2014
Ik had volop te delen
April 2014


Ik had volop te delen

Brent Fisher (Californië, VS)

Ik had bij de voorbereiding op noodsituaties altijd alleen mijn gezin en mijzelf voor ogen gehad. Maar ik leerde op een zondagochtend in 1992 in het zuiden van Florida anders tegen die voorbereiding aankijken. De orkaan Andrew, een van de meest verwoestende en meeste schade veroorzakende orkanen die de Verenigde Staten ooit heeft getroffen, verstoorde een prachtige zomer in Miami (Florida).

Ik woonde tijdelijk alleen in een appartement bij het strand wegens een oriëntatieprogramma van drie maanden voor mijn werk. Toen de orkaanwaarschuwing kwam en ik hoorde dat we ons appartementencomplex tegen het middaguur moesten verlaten, regelde een medewerker verder landinwaarts hotelkamers voor onze collega’s en mij. Ik plaatste schotten voor mijn ramen en sloeg mijn persoonlijke bezittingen op.

Omdat mijn vrouw en kinderen van plan waren een weekje op bezoek te komen, had ik eerder al genoeg eten en water voor ons zessen ingeslagen. Ik troostte mezelf met de gedachte dat ik een veilig heenkomen had en voldoende voedsel voor een paar weken mee kon nemen.

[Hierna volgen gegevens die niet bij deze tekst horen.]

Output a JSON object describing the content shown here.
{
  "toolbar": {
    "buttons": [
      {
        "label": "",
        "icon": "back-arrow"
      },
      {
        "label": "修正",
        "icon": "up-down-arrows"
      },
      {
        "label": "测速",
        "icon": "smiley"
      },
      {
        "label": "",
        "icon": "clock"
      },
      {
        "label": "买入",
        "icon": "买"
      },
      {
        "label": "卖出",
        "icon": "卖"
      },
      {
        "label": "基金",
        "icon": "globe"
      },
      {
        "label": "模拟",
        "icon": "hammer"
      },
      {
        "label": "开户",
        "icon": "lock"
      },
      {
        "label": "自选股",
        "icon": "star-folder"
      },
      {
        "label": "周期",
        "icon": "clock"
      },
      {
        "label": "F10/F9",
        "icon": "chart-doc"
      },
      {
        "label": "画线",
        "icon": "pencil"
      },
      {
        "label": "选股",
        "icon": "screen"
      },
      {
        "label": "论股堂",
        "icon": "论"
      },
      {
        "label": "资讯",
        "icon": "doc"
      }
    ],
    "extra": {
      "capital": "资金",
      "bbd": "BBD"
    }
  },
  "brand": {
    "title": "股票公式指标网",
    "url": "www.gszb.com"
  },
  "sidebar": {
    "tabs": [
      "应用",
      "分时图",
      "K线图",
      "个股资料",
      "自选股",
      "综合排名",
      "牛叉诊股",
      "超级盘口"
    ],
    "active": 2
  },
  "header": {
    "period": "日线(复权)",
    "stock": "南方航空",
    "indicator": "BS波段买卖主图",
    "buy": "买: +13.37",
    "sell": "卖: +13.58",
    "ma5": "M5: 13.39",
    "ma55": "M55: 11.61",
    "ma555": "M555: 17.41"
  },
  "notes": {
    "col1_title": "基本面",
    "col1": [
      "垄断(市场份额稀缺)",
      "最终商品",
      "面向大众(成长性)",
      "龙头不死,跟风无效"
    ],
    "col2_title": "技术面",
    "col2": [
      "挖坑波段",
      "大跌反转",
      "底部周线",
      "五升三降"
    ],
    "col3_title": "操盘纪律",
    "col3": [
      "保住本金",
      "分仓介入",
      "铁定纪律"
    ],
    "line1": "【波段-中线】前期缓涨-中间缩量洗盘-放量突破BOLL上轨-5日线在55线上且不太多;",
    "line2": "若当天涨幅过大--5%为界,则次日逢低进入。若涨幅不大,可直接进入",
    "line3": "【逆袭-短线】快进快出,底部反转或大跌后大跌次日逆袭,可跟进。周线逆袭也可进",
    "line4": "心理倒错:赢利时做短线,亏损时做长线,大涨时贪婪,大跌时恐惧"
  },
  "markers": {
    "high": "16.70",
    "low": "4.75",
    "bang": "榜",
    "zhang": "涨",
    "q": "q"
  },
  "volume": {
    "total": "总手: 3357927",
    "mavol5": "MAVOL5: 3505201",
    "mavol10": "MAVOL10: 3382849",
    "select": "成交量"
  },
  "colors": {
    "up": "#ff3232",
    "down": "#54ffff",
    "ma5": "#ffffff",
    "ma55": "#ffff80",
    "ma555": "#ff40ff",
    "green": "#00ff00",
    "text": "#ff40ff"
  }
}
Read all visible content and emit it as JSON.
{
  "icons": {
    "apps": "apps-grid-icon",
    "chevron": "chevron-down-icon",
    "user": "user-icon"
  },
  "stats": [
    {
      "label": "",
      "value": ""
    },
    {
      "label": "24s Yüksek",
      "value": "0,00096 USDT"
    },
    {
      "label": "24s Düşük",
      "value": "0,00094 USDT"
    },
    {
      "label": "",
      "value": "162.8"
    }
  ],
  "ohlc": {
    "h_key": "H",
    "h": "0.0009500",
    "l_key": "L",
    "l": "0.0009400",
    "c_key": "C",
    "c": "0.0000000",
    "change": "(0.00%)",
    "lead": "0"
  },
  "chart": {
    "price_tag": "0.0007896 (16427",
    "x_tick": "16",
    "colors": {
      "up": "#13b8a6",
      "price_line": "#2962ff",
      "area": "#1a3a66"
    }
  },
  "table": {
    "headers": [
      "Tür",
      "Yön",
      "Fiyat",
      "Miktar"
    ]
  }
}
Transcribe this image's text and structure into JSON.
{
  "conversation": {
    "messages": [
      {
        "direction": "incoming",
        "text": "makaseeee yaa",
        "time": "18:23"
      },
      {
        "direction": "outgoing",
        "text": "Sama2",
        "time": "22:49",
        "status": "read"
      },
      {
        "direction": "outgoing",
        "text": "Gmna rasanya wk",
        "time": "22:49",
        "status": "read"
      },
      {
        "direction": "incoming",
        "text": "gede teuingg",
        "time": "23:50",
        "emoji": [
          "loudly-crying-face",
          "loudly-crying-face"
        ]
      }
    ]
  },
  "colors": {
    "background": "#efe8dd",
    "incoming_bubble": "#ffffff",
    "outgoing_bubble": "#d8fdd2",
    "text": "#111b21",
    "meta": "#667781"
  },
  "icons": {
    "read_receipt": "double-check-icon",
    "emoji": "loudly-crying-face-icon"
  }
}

Toen ik me klaarmaakte om rond 10:30 uur te vertrekken, voelde ik me prima — alles was geregeld. Ik knielde in gebed neer en dankte onze hemelse Vader voor mijn zegeningen en vroeg Hem om zijn hulp tijdens de aankomende storm. Aan het eind van mijn gebed gaf de Geest mij in om te zeggen: ‘Als er iemand behoefte heeft aan hulp, help mij hem of haar dan te vinden.’

Nog geen paar minuten later klopte een weduwe van in de tachtig bij me aan. ‘Het spijt me’, zei ze. ‘Ik ben bij de verkeerde kamer. Ik ben op zoek naar een kennis.’

Ze zag er nerveus uit. Toen ik haar vroeg of ik kon helpen, zei ze radeloos dat ze niet wist wat ze moest doen of waar ze terechtkon. Ik vroeg haar waar ze woonde en we liepen samen naar haar appartement, peilden haar situatie en namen haar opties door.

Ik vertelde haar dat mijn bedrijf wellicht plaats kon bieden in een van onze hotelkamers en nodigde haar uit bij onze groep te blijven. Ze slaakte een zucht van verlichting. We pakten snel in en stelden haar appartement en spullen veilig. Ook regelde ik dat een collega haar auto naar het hotel reed.

Toen ik net wilde vertrekken, vroegen nog twee weduwen om hulp. Ik wist ze te kalmeren zodat ze helder konden denken en uitpuzzelen waar ze een schuilplaats konden vinden. Toen ik de bagage van een van mijn collega’s oppikte, vroeg nog een weduwe op leeftijd om hulp. We borgen haar breekbare spullen op een veilige plek op en hielpen haar zich klaar te maken om te vertrekken.

Ondertussen hadden andere collega’s twee studenten die op een eiland verbleven uitgenodigd om bij onze groep in het hotel landinwaarts te blijven. Ze hadden alleen een handjevol snacks en een liter mineraalwater als proviand. Ik had gelukkig volop te delen, niet alleen met hen maar ook met alle anderen.

Wat was het een zegen om voorbereid te zijn en door de Heer geleid te worden. Daardoor kon ik anderen kalmeren in een potentieel gevaarlijke situatie en vrijwel al mijn tijd wijden aan het helpen van anderen zonder over mezelf in te zitten. Mijn waardering voor de raad van onze priesterschapsleiders om voorbereid te zijn kreeg een extra dimensie.